TRIBUNNEWS.COM, JAKARTA - Komisi Kejaksaan (Komjak) menduga ada mafia hukum dibalik kasus dugaan suap Jaksa Pinangki Sirna Malasari.
Dugaan ini mencuat, karena skandal kasus Djoko Tjandra melibatkan aparat Kepolisian, Kejaksaan, pengusaha, dan juga politisi.
"Kita lihat perkembangannya dalam kasus ini ya, di situ ada oknum jaksa kemudian juga ada oknum Kepolisian, kemudian ada oknum pengusaha, kemudian ada oknum politisi. Ini kan sudah menunjukkan bahwa di sini ada dugaan kuat keterlibatan mafia," kata Ketua Komjak Barita Simanjuntak dalam diskusi daring, Senin (7/9/2020).

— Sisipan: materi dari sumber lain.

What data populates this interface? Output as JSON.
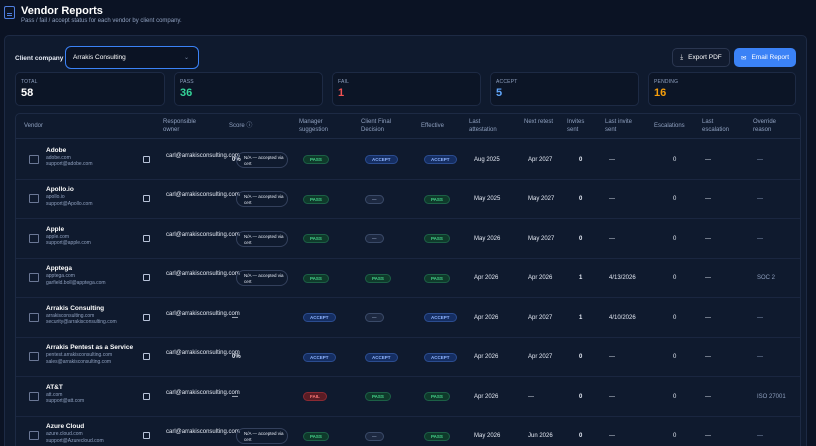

"Ada oknum penasihat hukum juga di sana. Ini kan bahaya bagi penegakkan hukum kita yang selalu diwacanakan itu adalah penegakan hukum yang benar," imbuhnya.
Alasan ini, membuat Komjak menginginkan agar penanganan perkara dugaan suap pengurusan fatwa yang diterima jaksa Pinangki Sirna Malasari sebesar 500 ribu atau dolar AS Rp7 miliar diambil alih oleh Komisi Pemberantasan Korupsi (KPK). Karena diduga melibatkan mafia hukum.
Baca: Mantan Ketua Komisi Kejaksaan Sentil Komjak: Opini Publik Ganggu Penyidikan
Baca: Pertaruhan Nama Baik Kejagung, Komjak Desak Perkara Jaksa Pinangki Diungkap Secara Tuntas
"Jadi dukungan kepada keterlibatan Komisi Pemberantasan Korupsi itu karena sudah kita lihat perkembangannya dalam kasus ini," ujar Barita.
Oleh karena itu, Komjak mengharapkan masyarakat sipil dapat terus mengawasi penanganan perkara skandal Djoko Tjandra yang juga melibatkan dua instititusi penegak hukum yakni Kejaksaan Agung dan Polri.
Terlebih, Bareskrim Mabes Polri juga telah menetapkan mantan Kepala Biro Pengawasan (Korwas) PPNS Bareskrim Brigjen Prasetijo Utomo dan mantan Kadiv Hubinter Polri Irjen Napoleon Bonaparte sebagai tersangka penerima suap terkait surat jalan dan hapusnya nama Djoko Tjandra dalam daftar red notice Interpol Polri.
Penanganan kasus tersebut dinilai mempertaruhkan potret institusi penegakan hukum baik Kejaksaan maupun Polri. Sehingga KPK sebagai lembaga yang dipercaya masyarakat diyakini mampu menangani perkara tersebut.
"Makanya kami meminta supaya terlibat institusi yang dianggap masih punya kredibilitas, dengan kontrol masyarakat seperti ICW dan MAKI ini diharapkan bisa mengawal agar proses hukum itu bisa menyentuh sampai kepada oknum oknum mafia, sindikat ini tidak main-main," katanya.